Monday, October 11, 2010

...how i spent my summer staycation, part 1...




The diarist impulse once more moves the figurative quill with a will of it own. So many points of entry have no significance yet pan out much better than one imagined; even Proust's was pretty mundane, if highly effective, in summoning up events of 30 or 40 years past. The choice then is as much "The Lady or The Tiger", yes? You think you are taking the best path when the option was merely chance.

But when chance is the only thing that breaks the logjam of Indifference, and its non-differentiation from Indolence, and its close relation Idleness, you take the first thing that falls in your path.
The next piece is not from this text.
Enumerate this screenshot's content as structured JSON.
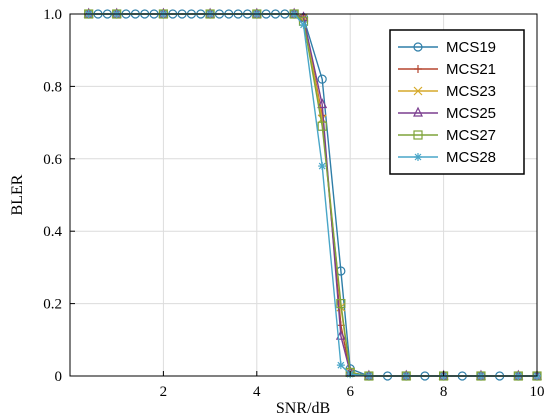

Hence an object that fixes a date is best. The National Organization of Women has received a lot of bad press over the years for being arch and uncompromising with respect to equality in rights and parity in wages. This is no worse than the "Extremism in defense of Liberty..." argument. Perhaps their approach to sexism--seeking to censure it in the culture as a whole--has become a bit too broad (no pun intended), but that's at least kept the other issues in the news.

When our longtime pals Shirley and Joanie decided they couldn't wait for New York to change its laws, they opted for Massachussets' more same-sex-friendly legislation and chose this Independence Day weekend meeting to make the celebration big-time. And what better way for lifetime supporter/members to show solidarity than to have it in the main hotel ballroom of the conference? The rest of the holiday was just so much butter-cream icing on the cake with the little twin dutch-girl Hummel-type figurines adorning the triple-layer confection. (Query: when they bring it out after the first slice, how is it that the original shape was round and all the divisions are square, of the same proportions and none showing evidence of a wedge? is there actually a second one done in breadpans? Do they throw out the V-shaped cuts?) The national chairwoman congratulated them as this was the first time NOW had hosted a wedding, bringing this up to a near State-wedding category--if you rate Feminism up there with other big "isms" of the 20th century.



Rather not dwell on the whole issue of rights here as it takes away so much from the occasion itself. Remember? This is the 4th of July. In Boston. The home of the original Tea Party...when it meant something other than narrow-mindedness and self-absorbtion. (See a previous post here for more on that subject. And I'd tell you which one it was....but I just can't seem recollect exactly which one that was at this moment...) At any rate, revelry was in the atmosphere, the wine of exhilaration...as much as the $3 lemonades necessary for walking any distance in the heat. And The Freedom Trail is just such a pilgrimage that no American can resist. The great thing about Boston is that even though the downtown evelopment is as rampant as New York's, they managed to preserve enough of the locations intact so that, if you use your imagination, you can see the human scale of events, wherein the highest point would be the Old North Church where Paul Revere sighted those lamps: one if by land, two if by sea. If there is anything resembling hallowed ground, outside of a few Civil War battlefields, this is it. So is it any wonder that, as we strolled--post-hitching--from the Commons to the Old State House (and look through the actual window to the intersection where the fabled Massacre took place) to Fanieul Hall to Old Ironsides to Revere's house... Could I be forgiven, even amid the lovely piper's demonstration of period musical themes in the silversmith's courtyard, still humming the wedding music from last night, k.d. lang's exhilarating "Just Keep Me Movin'"?

"Free-eee-dom! Free-eee-dom! Free-eee-dom! Ooooh-Ooooh-Ooooh-Ooooha! Ooooh-Ooooh-Ooooh-Ooooha! Ooooh-yeah!"